Well, there were a lot of thoughts triggered by this person’s outlook. I am not unsympathetic. I have heard many people say that God was not there when they needed them. Still, I am concerned that if we do not have a spiritual center…something not necessarily outside of ourselves, but a kind of power that is in the world…perhaps even a power that created the magnificent beauty of the forest, the flower, the dog, the lion, the mountains and the sea, then what is left? My fear is that what is left is the human alone and this concerns me. It is reminiscent of pulling oneself up by one’s own bootstraps. I think we know where this belief has gotten us. Instead, in one of the most supportive programs of our times, Alcoholics (Narcotics) Anonymous, we are counseled to see this spiritual power as something that we can learn from…a touchstone of change…of the breaking of those habits that my professor spoke of…and of course the breaking of our habits of comfort…using fossil fuels, buying disposable goods, our blindness to the consequences of our personal and collective behavior. We are, as Hafiz says, here for the sake of the Creator…our Beloved. He wrote:
For your sake we are here, not for our own. Why should I ever complain about working in the shop where you did? And the table, earth, where you are – isn’t that good enough for me?

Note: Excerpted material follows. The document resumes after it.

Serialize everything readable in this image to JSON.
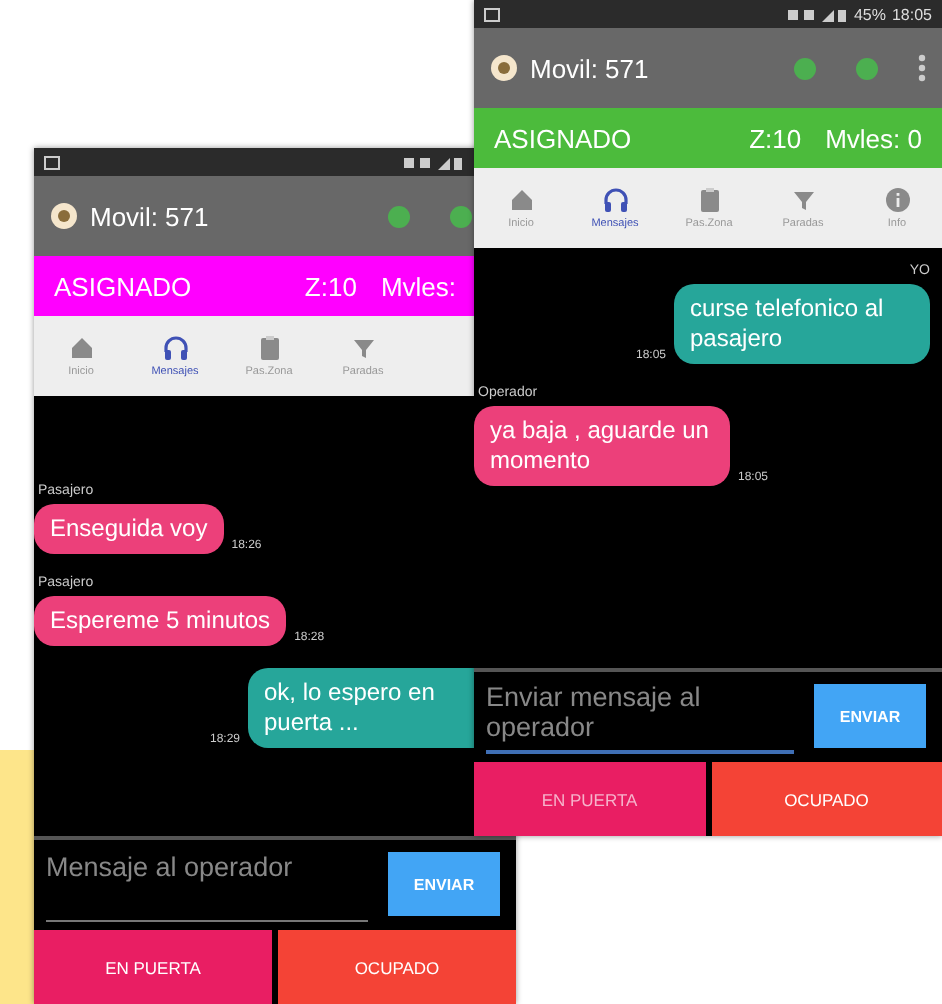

Your legs stretched out across every particle of space I might ever encounter…
For your sake, Beloved, we are here, not for our own, no matter what directions our thoughts and actions may turn,
When dawn pulls the veil from my eye, the scent of your breath will enter me forever, and lift every sail.
Hafiz knew that we needed the lift for our sail when life becomes difficult…he knew that the scent of the breath of the Divine is important for an authentic life…a life lived with the deepest empowerment of our Creator...a life in which we can be aware of the Spirit of Life…the Holy Spirit that Hildegard wrote about. Of this Holy Spirit she wrote:
Holy Spirit is
Life-giving –life,
all movement.
Root of all being.
Purifier of all impurity.
Absolver of all faults.
Balm of all wounds.
Radiant life, worthy of all praise,
The Holy Spirit resurrects and awakens everything that is.
May we be strengthened by the primacy of our role as co-creators with this Spirit and may we be awakened to Spirit of Life that beckons to us…offering new ways of doing things that reflect who we are.